Using Graph Database when dealing with connected data
Relational databases deal poorly with relationships
Do you deal with complex queries that involve many joins (anywhere up from four)?
Do you try to find unknown paths through the data?
Do you have a model that evolves frequently?
At Vadis Technologies, our data scientists often face this kind of challenges.
In partnership with Intys Data, we have been investigating graph databases to
- gain in performance
- work agile
- get a richer view of the 300M companies and 200M people we analyze
If you either work with highly connected data (social networks), recommendations (e-commerce), or pathfinding (how do I know you), then you will like our findings.
Do not get me wrong. Relational databases are great. But only for a limited number of tables, and when a rigid structure is not an issue. Here is an illustration from Max De Marzi.
A graph is a set of nodes, with relationships that connect them
A graphDB is a database with:
- An explicit graph structure;
- Nodes that know each of their adjacent nodes;
- An index for lookups;
- Local steps (hops) whose cost remains constant as the number of nodes increases.
If you are used to SQL:
- Rows in tables become nodes;
- Foreign keys become relationships;
- Link tables become relationships (possibly with properties);
- Artificial constructs (extra primary and foreign keys for example) are no longer necessary.
Fraud Detection at Vadis Technologies, a Top 100 #RegTech Company
At Vadis Technologies, we do fraud detection for accounts such as public institutions and big banks.
In order to do that, our team harvests and enriches complex business data to offer risk scoring and 360° third-party monitoring to our customers.
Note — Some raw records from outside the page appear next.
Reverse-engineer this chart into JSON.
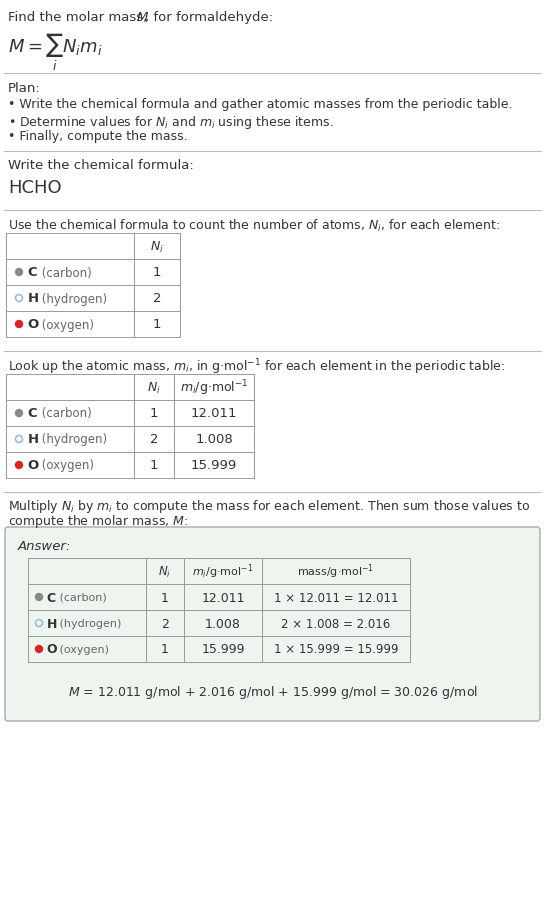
{
  "bg_color": "#ffffff",
  "text_color": "#333333",
  "sep_color": "#bbbbbb",
  "table_color": "#888888",
  "dot_colors_carbon": "#888888",
  "dot_colors_hydrogen": "#99bbdd",
  "dot_colors_oxygen": "#dd2222",
  "element_symbols": [
    "C",
    "H",
    "O"
  ],
  "element_names": [
    "carbon",
    "hydrogen",
    "oxygen"
  ],
  "dot_filled": [
    true,
    false,
    true
  ],
  "Ni": [
    1,
    2,
    1
  ],
  "mi": [
    12.011,
    1.008,
    15.999
  ],
  "mass_calc": [
    "1 × 12.011 = 12.011",
    "2 × 1.008 = 2.016",
    "1 × 15.999 = 15.999"
  ],
  "answer_bg": "#eef5ee",
  "answer_border": "#aaaaaa"
}
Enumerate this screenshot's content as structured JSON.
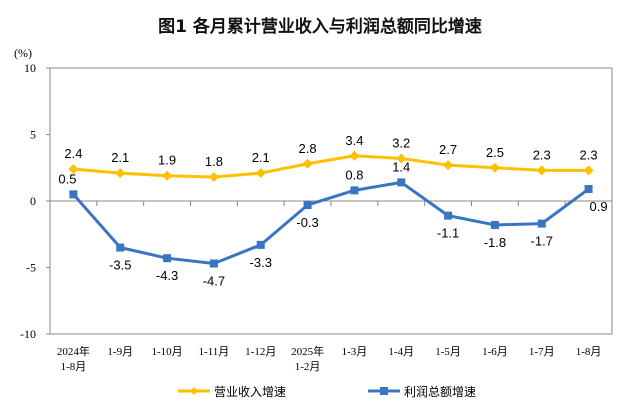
{
  "chart_data": {
    "type": "line",
    "title": "图1  各月累计营业收入与利润总额同比增速",
    "ylabel": "(%)",
    "ylim": [
      -10,
      10
    ],
    "yticks": [
      10,
      5,
      0,
      -5,
      -10
    ],
    "grid": false,
    "legend_placement": "bottom",
    "categories": [
      [
        "2024年",
        "1-8月"
      ],
      [
        "1-9月"
      ],
      [
        "1-10月"
      ],
      [
        "1-11月"
      ],
      [
        "1-12月"
      ],
      [
        "2025年",
        "1-2月"
      ],
      [
        "1-3月"
      ],
      [
        "1-4月"
      ],
      [
        "1-5月"
      ],
      [
        "1-6月"
      ],
      [
        "1-7月"
      ],
      [
        "1-8月"
      ]
    ],
    "series": [
      {
        "name": "营业收入增速",
        "color": "#FFC000",
        "marker": "diamond",
        "values": [
          2.4,
          2.1,
          1.9,
          1.8,
          2.1,
          2.8,
          3.4,
          3.2,
          2.7,
          2.5,
          2.3,
          2.3
        ]
      },
      {
        "name": "利润总额增速",
        "color": "#3A75C4",
        "marker": "square",
        "values": [
          0.5,
          -3.5,
          -4.3,
          -4.7,
          -3.3,
          -0.3,
          0.8,
          1.4,
          -1.1,
          -1.8,
          -1.7,
          0.9
        ]
      }
    ]
  }
}
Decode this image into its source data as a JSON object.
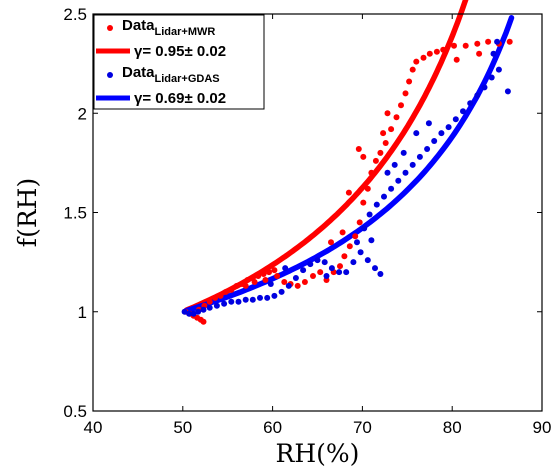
{
  "chart_data": {
    "type": "scatter",
    "xlabel": "RH(%)",
    "ylabel": "f(RH)",
    "xlim": [
      40,
      90
    ],
    "ylim": [
      0.5,
      2.5
    ],
    "xticks": [
      40,
      50,
      60,
      70,
      80,
      90
    ],
    "yticks": [
      0.5,
      1,
      1.5,
      2,
      2.5
    ],
    "xtick_labels": [
      "40",
      "50",
      "60",
      "70",
      "80",
      "90"
    ],
    "ytick_labels": [
      "0.5",
      "1",
      "1.5",
      "2",
      "2.5"
    ],
    "legend_position": "top-left",
    "series": [
      {
        "name": "Data Lidar+MWR",
        "legend_main": "Data",
        "legend_sub": "Lidar+MWR",
        "kind": "scatter",
        "color": "#ff0000",
        "points": [
          [
            50.3,
            1.0
          ],
          [
            50.8,
            0.99
          ],
          [
            51.2,
            0.98
          ],
          [
            51.6,
            0.97
          ],
          [
            52.0,
            0.96
          ],
          [
            52.3,
            0.95
          ],
          [
            51.8,
            1.01
          ],
          [
            52.4,
            1.03
          ],
          [
            53.0,
            1.05
          ],
          [
            53.6,
            1.07
          ],
          [
            54.2,
            1.08
          ],
          [
            54.8,
            1.1
          ],
          [
            55.4,
            1.11
          ],
          [
            56.0,
            1.13
          ],
          [
            56.6,
            1.14
          ],
          [
            57.2,
            1.16
          ],
          [
            57.8,
            1.17
          ],
          [
            58.4,
            1.18
          ],
          [
            59.0,
            1.19
          ],
          [
            59.6,
            1.2
          ],
          [
            60.2,
            1.21
          ],
          [
            57.0,
            1.13
          ],
          [
            58.0,
            1.15
          ],
          [
            59.2,
            1.16
          ],
          [
            60.5,
            1.18
          ],
          [
            61.3,
            1.15
          ],
          [
            62.0,
            1.14
          ],
          [
            62.8,
            1.13
          ],
          [
            63.6,
            1.15
          ],
          [
            64.5,
            1.18
          ],
          [
            65.3,
            1.2
          ],
          [
            66.0,
            1.16
          ],
          [
            66.8,
            1.2
          ],
          [
            67.5,
            1.23
          ],
          [
            68.0,
            1.28
          ],
          [
            68.6,
            1.33
          ],
          [
            69.2,
            1.38
          ],
          [
            69.7,
            1.45
          ],
          [
            70.1,
            1.55
          ],
          [
            70.6,
            1.62
          ],
          [
            71.0,
            1.7
          ],
          [
            71.5,
            1.76
          ],
          [
            69.6,
            1.82
          ],
          [
            70.1,
            1.78
          ],
          [
            72.0,
            1.8
          ],
          [
            72.6,
            1.85
          ],
          [
            73.2,
            1.92
          ],
          [
            73.8,
            1.98
          ],
          [
            74.3,
            2.04
          ],
          [
            74.8,
            2.1
          ],
          [
            75.2,
            2.16
          ],
          [
            75.6,
            2.22
          ],
          [
            76.0,
            2.26
          ],
          [
            76.8,
            2.28
          ],
          [
            77.5,
            2.3
          ],
          [
            78.3,
            2.31
          ],
          [
            79.0,
            2.32
          ],
          [
            80.2,
            2.34
          ],
          [
            81.5,
            2.34
          ],
          [
            82.8,
            2.35
          ],
          [
            84.0,
            2.36
          ],
          [
            85.2,
            2.35
          ],
          [
            86.4,
            2.36
          ],
          [
            83.0,
            2.3
          ],
          [
            80.5,
            2.27
          ],
          [
            72.8,
            2.0
          ],
          [
            72.3,
            1.9
          ],
          [
            68.5,
            1.6
          ],
          [
            67.8,
            1.4
          ],
          [
            66.5,
            1.35
          ]
        ]
      },
      {
        "name": "γ= 0.95± 0.02",
        "kind": "fit",
        "gamma": 0.95,
        "color": "#ff0000",
        "x_range": [
          50.4,
          81.9
        ]
      },
      {
        "name": "Data Lidar+GDAS",
        "legend_main": "Data",
        "legend_sub": "Lidar+GDAS",
        "kind": "scatter",
        "color": "#0000e0",
        "points": [
          [
            50.2,
            1.0
          ],
          [
            50.7,
            0.99
          ],
          [
            51.2,
            0.99
          ],
          [
            51.7,
            1.0
          ],
          [
            52.3,
            1.01
          ],
          [
            53.0,
            1.02
          ],
          [
            53.8,
            1.03
          ],
          [
            54.6,
            1.04
          ],
          [
            55.4,
            1.05
          ],
          [
            56.2,
            1.05
          ],
          [
            57.0,
            1.06
          ],
          [
            57.8,
            1.06
          ],
          [
            58.6,
            1.07
          ],
          [
            59.4,
            1.07
          ],
          [
            60.2,
            1.08
          ],
          [
            61.0,
            1.1
          ],
          [
            61.8,
            1.13
          ],
          [
            62.6,
            1.17
          ],
          [
            63.4,
            1.21
          ],
          [
            64.2,
            1.24
          ],
          [
            65.0,
            1.26
          ],
          [
            65.8,
            1.25
          ],
          [
            66.6,
            1.22
          ],
          [
            67.4,
            1.2
          ],
          [
            68.2,
            1.2
          ],
          [
            69.0,
            1.25
          ],
          [
            69.8,
            1.3
          ],
          [
            70.6,
            1.26
          ],
          [
            71.4,
            1.22
          ],
          [
            72.0,
            1.19
          ],
          [
            71.0,
            1.36
          ],
          [
            70.2,
            1.42
          ],
          [
            70.8,
            1.49
          ],
          [
            71.6,
            1.54
          ],
          [
            72.4,
            1.58
          ],
          [
            73.2,
            1.62
          ],
          [
            74.0,
            1.66
          ],
          [
            74.8,
            1.7
          ],
          [
            75.6,
            1.74
          ],
          [
            76.4,
            1.78
          ],
          [
            77.2,
            1.82
          ],
          [
            78.0,
            1.86
          ],
          [
            78.8,
            1.9
          ],
          [
            79.6,
            1.93
          ],
          [
            80.4,
            1.97
          ],
          [
            81.2,
            2.01
          ],
          [
            82.0,
            2.05
          ],
          [
            82.8,
            2.09
          ],
          [
            83.6,
            2.13
          ],
          [
            84.4,
            2.18
          ],
          [
            85.2,
            2.22
          ],
          [
            86.2,
            2.11
          ],
          [
            85.0,
            2.36
          ],
          [
            84.6,
            2.3
          ],
          [
            74.6,
            1.8
          ],
          [
            73.6,
            1.74
          ],
          [
            76.0,
            1.9
          ],
          [
            77.4,
            1.95
          ],
          [
            72.8,
            1.7
          ],
          [
            69.4,
            1.35
          ],
          [
            66.0,
            1.18
          ],
          [
            61.4,
            1.22
          ],
          [
            59.8,
            1.14
          ]
        ]
      },
      {
        "name": "γ= 0.69± 0.02",
        "kind": "fit",
        "gamma": 0.69,
        "color": "#0000ff",
        "x_range": [
          50.4,
          86.6
        ]
      }
    ]
  }
}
The graphDBs we have been investigating are
Neo4j and TigerGraph.
Gain in performance
The rise in the connectedness of our data translates into increased joins.
With relational databases, the bigger the dataset, the less performant our join-intensive queries are. Using graphDBs, the performance tends to remain constant.
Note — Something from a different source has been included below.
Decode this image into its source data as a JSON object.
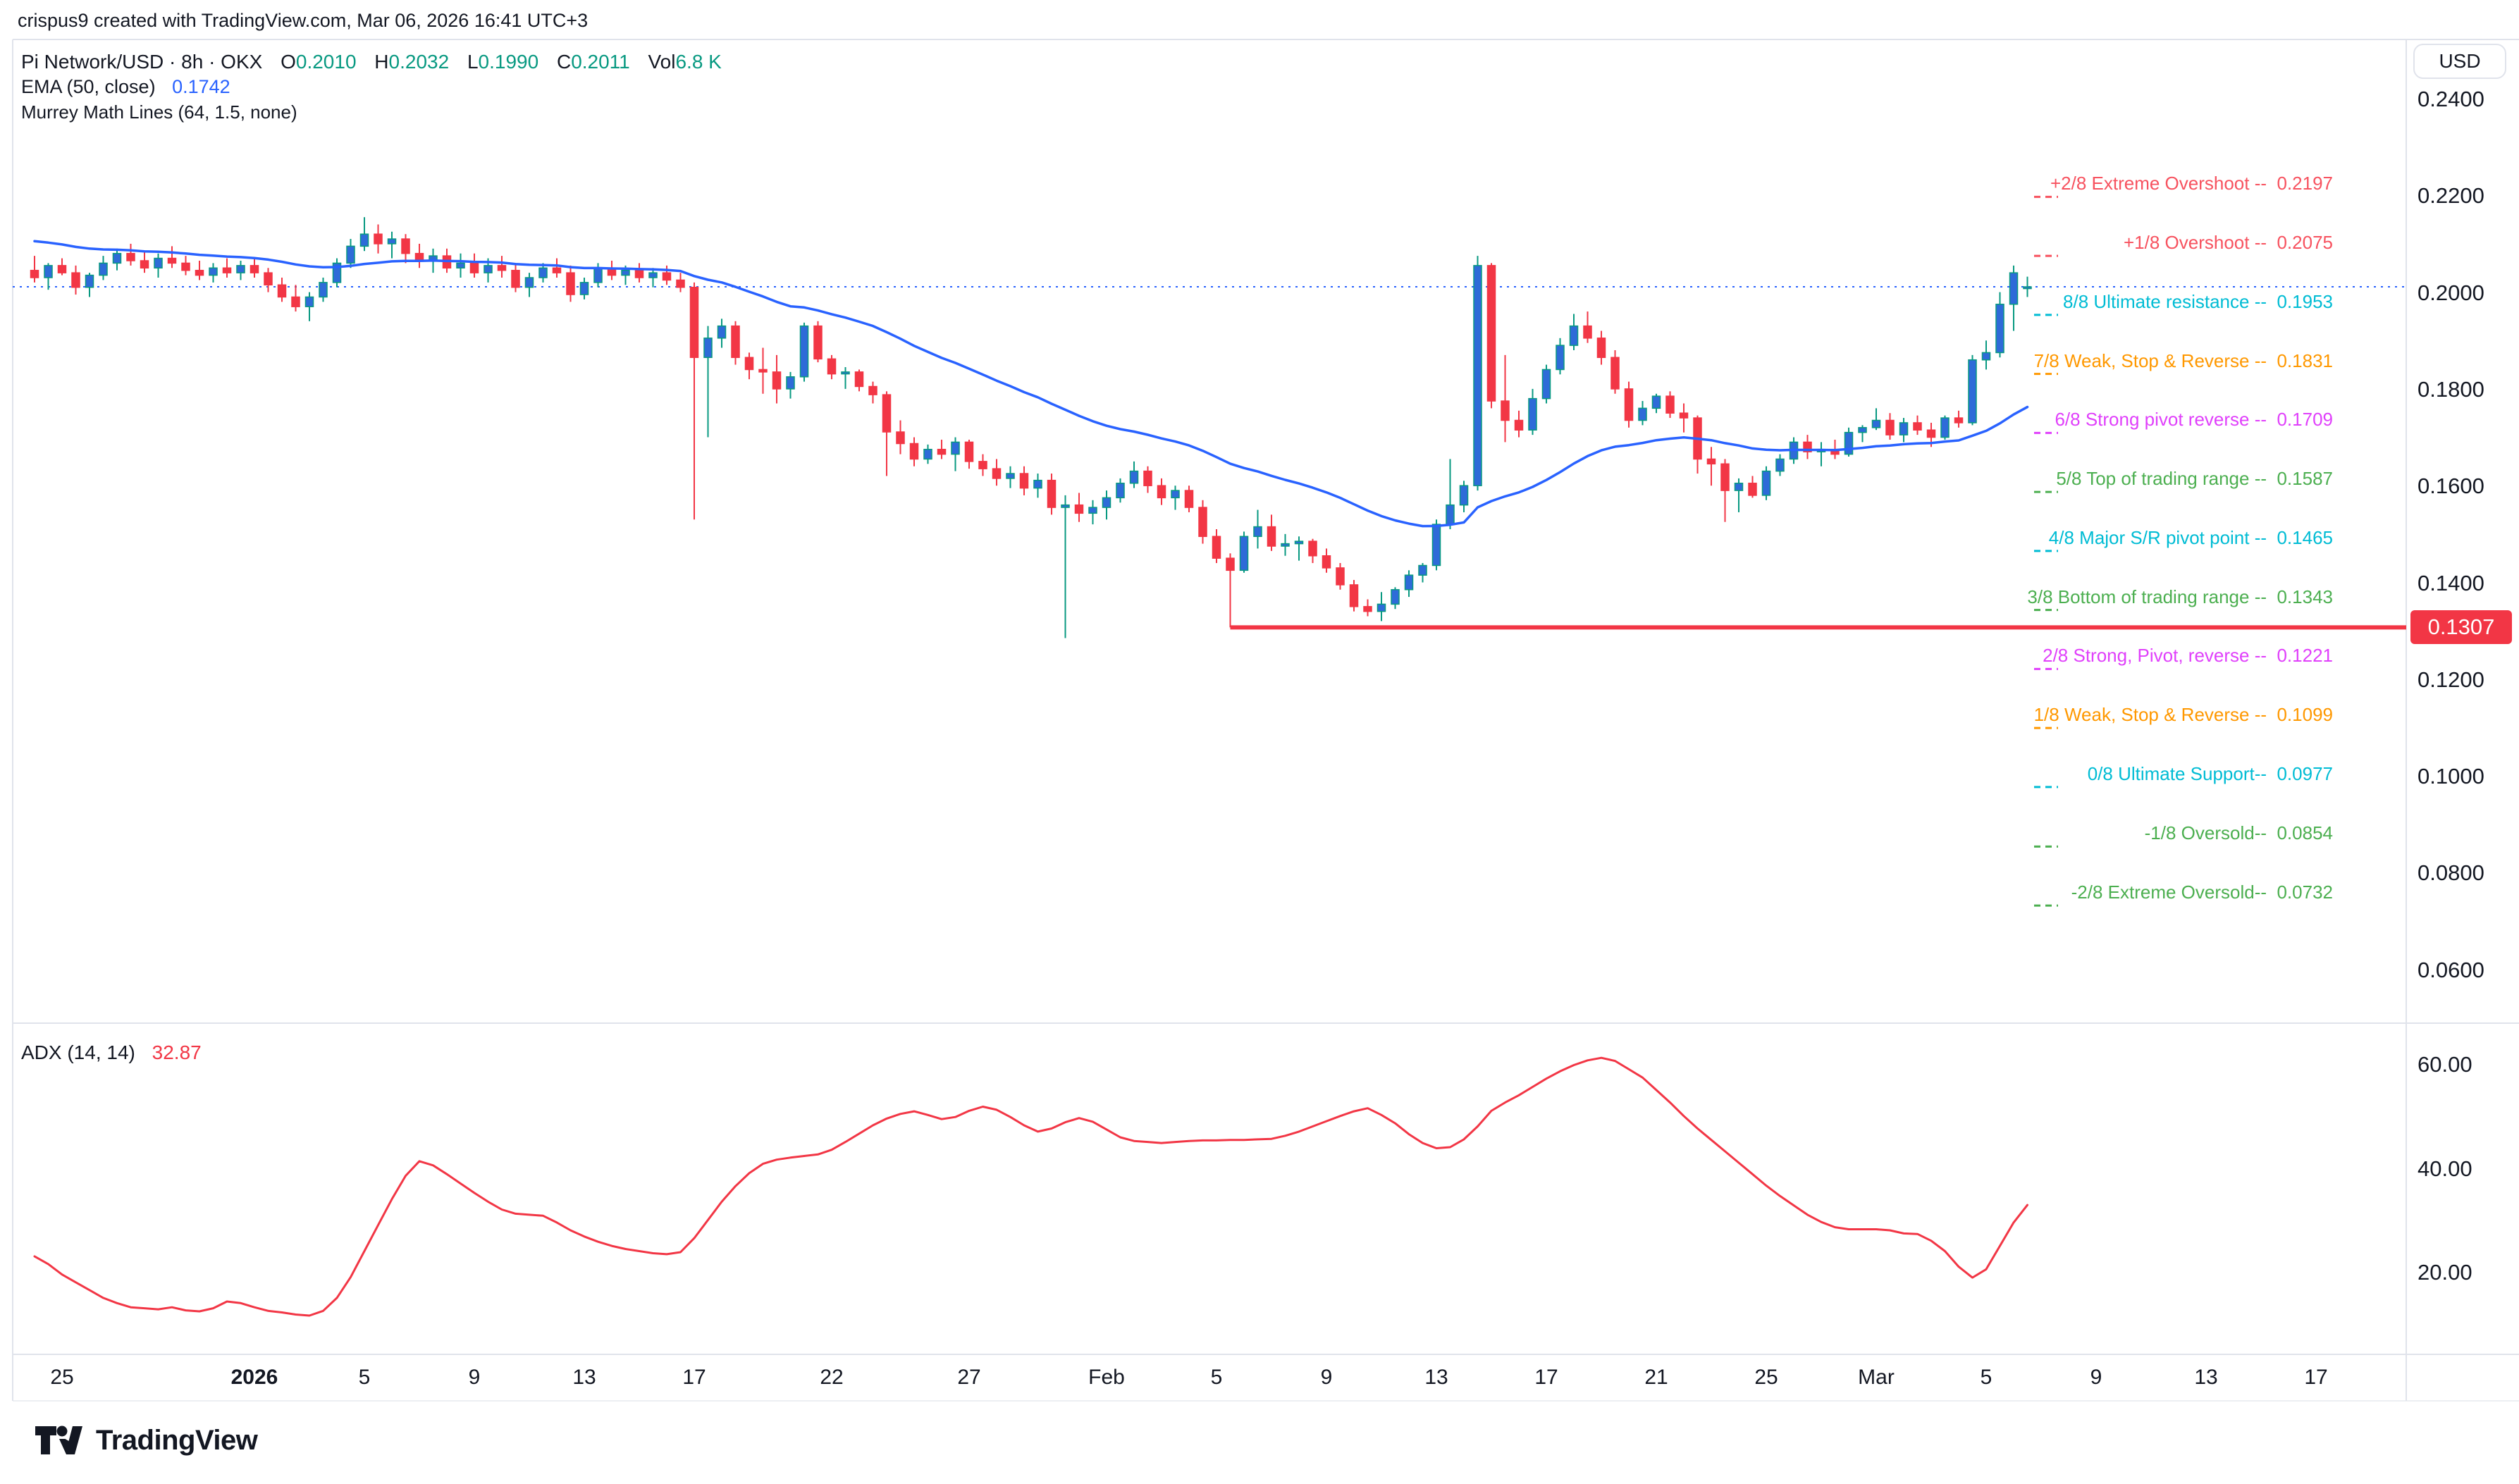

As a benchmark, we created 2M nodes and 4M relationships in 40 sec in TigerGraph using an SSD and 16Go of memory. With Neo4j, we built these in about 80 sec.
Note that you can speed up loading considering index and transaction flows.
In case you work with a big amount of data and need to scale, you will most likely not be able to store the whole graph into memory.
I suggest you check this analysis comparing the performance of Tigergraph and Neo4j with a 500GB dataset. It presents metrics on loading time, querying performance as well as storage size after loading.
Work agile
The cost of change in GraphDBs is low. So you work agile across your workflow.
1. Derive the question
There is no need to grasp the whole problem domain in one go, and to turn that knowledge into a big model.
Take/Pick one concrete question that needs to be solved and adds value.
The more concrete, the better!
2. Obtain the data
What data is needed to answer your question? Get that data and only that data. If an ID is sufficient to solve the question, then do not get the name and description.
3. Develop a model and ingest the data
There are no rules to create a good graph. Be creative.
Still, here are a few performance-driven tips & tricks :
- Use Nodes for Entities, Relationships for Structure;
- Represent Facts as nodes. Fact emerges when two or more domain entities interact for a period of time;
- In general, use fine-grained relationships instead of generic relationships;
- Represent complex value types as nodes.
4. Query/prove your model
Write the query that answers your question.
Does it perform within expectations?
- YES — Excellent, you are ready for the next iteration
- NO — Backtrack to steps 2 and 3 and rethink the model
Richer picture of the data
GraphDBs make it easier to visualize data and see the links between different entities.
Both Neo4j and TigerGraph have a tool that enables you to navigate through the data and visualize your model.
Here is a graph built with TigerGraph on a dataset containing 280K users (anonymized but with demographic information) providing 1M ratings about 250K books.
You can easily query a user and see which books he has rated. Then you can expand on a rated book, and see what other users think of it.
It gets even more interesting as the number of types of relationships increases.
GraphDBs are used in many other cases
Here is a non-exhaustive list of graphDBs use cases
- Recommendation engine
- Network and IT Operations
- Search engine
- Master Data Management
- Identity and access management (internal and external)
- Machine learning and analytics
- Social networks
- Privacy and risk compliances
- Email targeting
- Knowledge Graph (for asset management, content management, inventory, workflows, cataloging…)